Published online by Cambridge University Press: 12 September 2012
As we encounter Edelgard E. DuBruck, we are impressed and charmed by her attitude, her conversation, her appearance, her behavior, and her intellectual bearing. High quality characterizes every one of her writings, books, articles, and reviews, in whatever language she has chosen, because her studies as well as the vicissitudes of her life have familiarized her not only with German (her native tongue) but also with English (now her main language), and with French and Spanish which she taught for years at Marygrove College, along with Humanities. In so doing, she has acquired an exceptionally vast cultural background, rare in fact among university personnel.
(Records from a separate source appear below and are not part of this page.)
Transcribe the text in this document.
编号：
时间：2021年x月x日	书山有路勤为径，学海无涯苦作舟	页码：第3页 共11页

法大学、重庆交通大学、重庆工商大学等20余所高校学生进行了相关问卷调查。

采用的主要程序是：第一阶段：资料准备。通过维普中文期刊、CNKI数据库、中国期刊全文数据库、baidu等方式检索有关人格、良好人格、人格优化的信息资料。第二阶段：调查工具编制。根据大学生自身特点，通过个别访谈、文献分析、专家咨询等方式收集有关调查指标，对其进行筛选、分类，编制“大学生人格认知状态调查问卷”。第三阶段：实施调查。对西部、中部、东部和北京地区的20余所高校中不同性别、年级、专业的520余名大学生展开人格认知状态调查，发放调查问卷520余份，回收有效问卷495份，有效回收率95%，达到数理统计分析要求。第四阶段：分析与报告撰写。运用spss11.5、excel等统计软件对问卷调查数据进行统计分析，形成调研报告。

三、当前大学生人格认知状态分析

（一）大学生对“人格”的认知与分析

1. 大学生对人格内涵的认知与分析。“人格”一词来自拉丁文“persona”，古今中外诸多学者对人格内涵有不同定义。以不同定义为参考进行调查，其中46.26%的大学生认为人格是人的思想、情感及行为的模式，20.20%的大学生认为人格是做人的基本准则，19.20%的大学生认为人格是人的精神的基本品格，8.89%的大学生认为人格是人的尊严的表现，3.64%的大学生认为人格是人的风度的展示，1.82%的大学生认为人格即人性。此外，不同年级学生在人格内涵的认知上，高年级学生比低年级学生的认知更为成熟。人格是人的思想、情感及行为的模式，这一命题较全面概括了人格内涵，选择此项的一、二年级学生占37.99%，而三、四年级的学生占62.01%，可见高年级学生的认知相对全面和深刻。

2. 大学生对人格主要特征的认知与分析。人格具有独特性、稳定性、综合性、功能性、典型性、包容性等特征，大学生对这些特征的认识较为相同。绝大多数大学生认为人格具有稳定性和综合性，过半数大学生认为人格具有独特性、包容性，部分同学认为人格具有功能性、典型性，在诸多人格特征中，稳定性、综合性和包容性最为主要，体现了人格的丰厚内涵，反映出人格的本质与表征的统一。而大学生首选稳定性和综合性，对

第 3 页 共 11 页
Those who know her personally discover soon in her glance and smile a poignant melancholy which appears even during the happiest moments of her life. This touch of sadness derives doubtlessly from the greatest affliction she has endured: in her youth she was forced to flee from Breslau (now called Wrocław), Silesia, in 1945, when the Red army advanced. In West Germany, she studied at Braunschweig and Freiburg (Black Forest), and was fortunate to receive a scholarship in the United States, choosing Michigan, whose climate was comparable to that of her former home. After her emigration in the 1950s, she embraced the USA gratefully, accepting its freedom and security, and became an esteemed citizen who contributed to this country by her teaching and other academic tasks.